Tesla arrancó su servicio piloto de robotaxis sin supervisores humanos a bordo en Austin, Texas, un paso que marca un nuevo capítulo en la apuesta de la compañía por la conducción completamente autónoma.

Elon Musk, director ejecutivo de Tesla, anunció el inicio de los viajes de los robotaxis a través de su cuenta en X, aunque no especificó si todos los vehículos de la flota en Austin estarían funcionando sin monitoreo humano.

Posteriormente, Ashok Elluswamy, vicepresidente de conducción autónoma de Tesla, aclaró que el programa comenzó «con unos cuantos vehículos no supervisados» y que el número de autos sin monitoreo aumentará gradualmente en el futuro.

El anuncio provocó una reacción inmediata en la bolsa: las acciones de Tesla subieron un 3,52 %, cotizando a 446,6 dólares 90 minutos antes del cierre de los mercados.

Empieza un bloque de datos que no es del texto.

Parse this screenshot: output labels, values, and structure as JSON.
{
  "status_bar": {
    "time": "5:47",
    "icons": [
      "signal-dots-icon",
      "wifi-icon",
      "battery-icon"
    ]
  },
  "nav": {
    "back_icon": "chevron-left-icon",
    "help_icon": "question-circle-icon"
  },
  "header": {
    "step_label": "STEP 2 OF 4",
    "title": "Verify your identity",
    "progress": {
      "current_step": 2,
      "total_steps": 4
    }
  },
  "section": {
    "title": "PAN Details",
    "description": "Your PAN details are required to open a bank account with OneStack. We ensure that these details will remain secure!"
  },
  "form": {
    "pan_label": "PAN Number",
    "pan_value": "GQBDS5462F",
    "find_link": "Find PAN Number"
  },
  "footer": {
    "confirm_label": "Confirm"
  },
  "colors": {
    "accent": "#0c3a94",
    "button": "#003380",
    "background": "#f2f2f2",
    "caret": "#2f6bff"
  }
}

El año pasado, Musk había prometido retirar a los supervisores de los robotaxis antes de que concluyera 2025. Sin embargo, los datos de la Administración Nacional de Seguridad del Tráfico en las Carreteras de EE. UU. (NHTSA) muestran que estos vehículos han estado involucrados en al menos ocho accidentes desde junio de 2025, a pesar de la presencia de supervisores.

Austin es actualmente la única ciudad donde Tesla opera sus robotaxis, colocándola detrás de Waymo, la filial de Alphabet especializada en transporte autónomo, que inició su servicio en Phoenix en 2018 y ahora opera sin conductores en ciudades como Austin, Atlanta, Los Ángeles, Miami y San Francisco.

Con este avance, Tesla busca fortalecer su posición en el segmento de transporte autónomo, aunque los retos de seguridad y la aceptación pública seguirán siendo factores clave para su expansión.